By David Lippman

As soon as the British radio operator started batting out the distress signal on December 2, 1939, the German pocket battleship opened up with a 37mm gun. Despite the display of ordnance, Captain William Stubbs ordered his operator to keep sending an “RRR.”

After four minutes, the German warship Admiral Graf Spee 12,000 tons displacement and 609 feet long, jammed the British merchant ship Doric Star’s message.

But it was too late. Doric Star’s cry for help was heard by another British ship, Port Chalmers, which passed the message on to Walvis Bay Radio Station in southwest Africa, to Vice Admiral George Lyon at Freetown, and to South Atlantic Division Commodore Henry Harwood aboard his flagship, the light cruiser HMS Ajax.

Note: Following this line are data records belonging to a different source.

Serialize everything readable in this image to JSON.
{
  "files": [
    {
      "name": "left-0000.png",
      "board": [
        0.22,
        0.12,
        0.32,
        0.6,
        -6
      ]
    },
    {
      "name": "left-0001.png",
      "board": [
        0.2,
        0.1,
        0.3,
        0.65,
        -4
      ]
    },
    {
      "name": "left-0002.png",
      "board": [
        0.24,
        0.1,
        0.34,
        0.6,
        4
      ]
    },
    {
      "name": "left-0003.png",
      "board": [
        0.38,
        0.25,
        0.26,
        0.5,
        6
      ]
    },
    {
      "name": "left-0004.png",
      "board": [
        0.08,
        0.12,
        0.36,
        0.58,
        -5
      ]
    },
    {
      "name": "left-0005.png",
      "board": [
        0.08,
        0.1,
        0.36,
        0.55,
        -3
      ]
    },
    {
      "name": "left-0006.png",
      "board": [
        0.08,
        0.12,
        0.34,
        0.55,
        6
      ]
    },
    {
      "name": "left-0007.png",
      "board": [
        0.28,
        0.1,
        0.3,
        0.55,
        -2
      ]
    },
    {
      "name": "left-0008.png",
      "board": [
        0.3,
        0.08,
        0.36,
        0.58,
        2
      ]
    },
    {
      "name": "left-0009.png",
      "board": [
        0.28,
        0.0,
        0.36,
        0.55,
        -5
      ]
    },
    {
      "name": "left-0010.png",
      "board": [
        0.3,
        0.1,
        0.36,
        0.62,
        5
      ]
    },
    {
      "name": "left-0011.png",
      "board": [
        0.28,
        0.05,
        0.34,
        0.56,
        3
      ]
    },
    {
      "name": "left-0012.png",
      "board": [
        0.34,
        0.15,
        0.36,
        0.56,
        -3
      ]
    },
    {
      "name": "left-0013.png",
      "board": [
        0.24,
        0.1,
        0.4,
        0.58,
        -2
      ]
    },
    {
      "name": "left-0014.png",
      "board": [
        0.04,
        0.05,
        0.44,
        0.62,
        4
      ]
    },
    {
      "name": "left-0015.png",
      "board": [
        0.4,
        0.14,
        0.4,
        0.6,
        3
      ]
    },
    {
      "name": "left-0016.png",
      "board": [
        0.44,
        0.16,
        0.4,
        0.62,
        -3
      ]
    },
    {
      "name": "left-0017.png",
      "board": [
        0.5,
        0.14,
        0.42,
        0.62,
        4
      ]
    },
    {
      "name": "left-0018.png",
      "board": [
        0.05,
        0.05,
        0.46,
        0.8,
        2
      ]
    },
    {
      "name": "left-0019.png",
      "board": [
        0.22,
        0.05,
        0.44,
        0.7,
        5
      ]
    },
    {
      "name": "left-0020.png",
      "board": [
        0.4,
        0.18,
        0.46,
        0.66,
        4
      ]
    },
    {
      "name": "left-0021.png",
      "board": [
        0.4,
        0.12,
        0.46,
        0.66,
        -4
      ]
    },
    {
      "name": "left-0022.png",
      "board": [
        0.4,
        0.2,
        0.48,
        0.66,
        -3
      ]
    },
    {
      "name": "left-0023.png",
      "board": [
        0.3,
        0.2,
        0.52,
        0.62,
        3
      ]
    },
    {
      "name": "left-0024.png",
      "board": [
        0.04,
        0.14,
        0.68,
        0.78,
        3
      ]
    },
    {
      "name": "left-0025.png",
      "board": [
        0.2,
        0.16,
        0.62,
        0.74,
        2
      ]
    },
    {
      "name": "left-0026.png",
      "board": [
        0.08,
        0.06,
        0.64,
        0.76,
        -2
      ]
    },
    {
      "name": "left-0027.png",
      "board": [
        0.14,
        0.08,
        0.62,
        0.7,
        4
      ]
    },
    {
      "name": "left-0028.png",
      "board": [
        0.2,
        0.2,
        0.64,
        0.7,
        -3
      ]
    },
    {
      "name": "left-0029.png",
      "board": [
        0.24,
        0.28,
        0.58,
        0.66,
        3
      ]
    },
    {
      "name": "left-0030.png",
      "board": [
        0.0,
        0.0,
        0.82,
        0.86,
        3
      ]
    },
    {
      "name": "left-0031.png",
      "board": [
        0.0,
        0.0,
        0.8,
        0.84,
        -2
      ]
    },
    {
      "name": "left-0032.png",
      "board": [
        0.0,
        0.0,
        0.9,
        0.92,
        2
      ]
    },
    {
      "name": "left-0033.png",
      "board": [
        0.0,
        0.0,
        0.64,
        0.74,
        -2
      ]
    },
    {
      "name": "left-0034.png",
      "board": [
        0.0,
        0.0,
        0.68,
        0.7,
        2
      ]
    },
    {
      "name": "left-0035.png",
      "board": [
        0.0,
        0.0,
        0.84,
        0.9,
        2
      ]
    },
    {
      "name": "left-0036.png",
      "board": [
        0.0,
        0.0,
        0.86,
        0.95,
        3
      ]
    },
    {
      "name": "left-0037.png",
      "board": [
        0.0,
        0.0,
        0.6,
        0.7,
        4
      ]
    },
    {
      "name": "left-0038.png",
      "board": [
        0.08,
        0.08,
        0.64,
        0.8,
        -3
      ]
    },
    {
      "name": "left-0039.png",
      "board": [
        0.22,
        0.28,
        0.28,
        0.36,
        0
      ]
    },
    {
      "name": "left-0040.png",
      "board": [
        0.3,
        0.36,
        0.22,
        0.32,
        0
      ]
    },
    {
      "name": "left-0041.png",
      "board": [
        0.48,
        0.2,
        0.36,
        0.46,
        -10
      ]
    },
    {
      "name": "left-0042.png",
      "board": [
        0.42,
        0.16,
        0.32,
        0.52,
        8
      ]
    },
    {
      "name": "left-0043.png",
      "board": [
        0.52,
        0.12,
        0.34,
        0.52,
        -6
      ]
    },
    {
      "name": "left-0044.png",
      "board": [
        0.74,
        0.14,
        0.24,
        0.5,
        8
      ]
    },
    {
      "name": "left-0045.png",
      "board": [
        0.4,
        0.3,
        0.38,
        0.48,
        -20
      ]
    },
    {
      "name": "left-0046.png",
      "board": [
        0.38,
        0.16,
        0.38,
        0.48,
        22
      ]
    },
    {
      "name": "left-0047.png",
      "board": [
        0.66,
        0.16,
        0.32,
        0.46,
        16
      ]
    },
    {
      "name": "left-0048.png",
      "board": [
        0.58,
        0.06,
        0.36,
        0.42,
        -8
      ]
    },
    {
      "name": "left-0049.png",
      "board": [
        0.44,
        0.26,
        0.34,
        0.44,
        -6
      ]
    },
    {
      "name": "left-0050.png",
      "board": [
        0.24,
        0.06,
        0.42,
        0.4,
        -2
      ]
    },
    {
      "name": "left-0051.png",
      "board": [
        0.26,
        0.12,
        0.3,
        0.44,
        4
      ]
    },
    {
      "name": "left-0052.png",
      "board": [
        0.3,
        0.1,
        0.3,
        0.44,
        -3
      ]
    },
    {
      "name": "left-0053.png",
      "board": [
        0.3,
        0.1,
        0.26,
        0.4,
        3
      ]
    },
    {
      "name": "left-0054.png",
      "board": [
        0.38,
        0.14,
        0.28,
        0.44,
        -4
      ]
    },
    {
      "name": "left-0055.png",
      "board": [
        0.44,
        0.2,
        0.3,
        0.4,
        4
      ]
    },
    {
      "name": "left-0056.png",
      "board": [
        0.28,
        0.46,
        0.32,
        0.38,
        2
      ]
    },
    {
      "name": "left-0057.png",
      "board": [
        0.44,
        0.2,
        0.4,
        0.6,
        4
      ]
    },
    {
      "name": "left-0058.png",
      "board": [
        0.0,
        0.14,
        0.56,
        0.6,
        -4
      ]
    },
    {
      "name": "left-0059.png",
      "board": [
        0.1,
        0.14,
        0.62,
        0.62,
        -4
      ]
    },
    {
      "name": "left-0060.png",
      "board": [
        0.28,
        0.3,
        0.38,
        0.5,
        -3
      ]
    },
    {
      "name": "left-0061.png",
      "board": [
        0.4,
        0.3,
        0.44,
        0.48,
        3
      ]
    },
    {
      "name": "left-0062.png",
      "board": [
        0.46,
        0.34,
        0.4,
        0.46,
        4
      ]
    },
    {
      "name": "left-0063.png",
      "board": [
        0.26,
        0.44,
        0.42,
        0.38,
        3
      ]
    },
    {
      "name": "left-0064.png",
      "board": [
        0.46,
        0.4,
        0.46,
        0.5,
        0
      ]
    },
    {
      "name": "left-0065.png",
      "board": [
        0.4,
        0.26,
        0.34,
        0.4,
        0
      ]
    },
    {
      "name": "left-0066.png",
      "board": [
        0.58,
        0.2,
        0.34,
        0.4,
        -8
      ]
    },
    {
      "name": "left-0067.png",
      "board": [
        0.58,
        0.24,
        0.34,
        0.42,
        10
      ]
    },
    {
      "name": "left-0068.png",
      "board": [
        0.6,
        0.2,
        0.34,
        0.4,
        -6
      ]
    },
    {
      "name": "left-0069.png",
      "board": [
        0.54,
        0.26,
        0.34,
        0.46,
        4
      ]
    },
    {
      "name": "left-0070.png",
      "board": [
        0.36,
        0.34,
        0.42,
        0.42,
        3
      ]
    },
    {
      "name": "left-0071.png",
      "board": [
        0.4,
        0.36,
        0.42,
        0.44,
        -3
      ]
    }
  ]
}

The initial link in a chain that would lead to Britain’s first naval victory of World War II had been forged.

The German Graf Spee

Graf Spee was Germany’s answer to the Versailles Treaty, which forbade the Reich to build warships over 10,000 tons. Graf Spee violated the treaty in deed with her tonnage and spirit with two triple 11-inch gun turrets, so that her cruiser hull packed the firepower of a battlecruiser. Graf Spee could hit a top speed of 26 knots and had a range of 12,500 miles before refueling. She was designed for one purpose: to raid British sea lanes.

Graf Spee featured some of the latest design touches: an electro-welded hull, zeiss rangefinders, and Seetakt radar. She also had some weaknesses: 26 knots was slower than older British cruisers and, like other German ships, she had a poorly designed rudder.

The two ships had a lucky shave a week after war broke out. On September 11, 1939, Graf Spee’s Arado seaplane spotted a British cruiser and sped back to the pocket battleship with the news. Langsdorff changed course. That evening, just as Graf Spee and Altmark were swapping stores, lookouts spotted the funnels of the British heavy cruiser Cumberland. The Germans went to action stations, but Cumberland zigzagged and never saw them.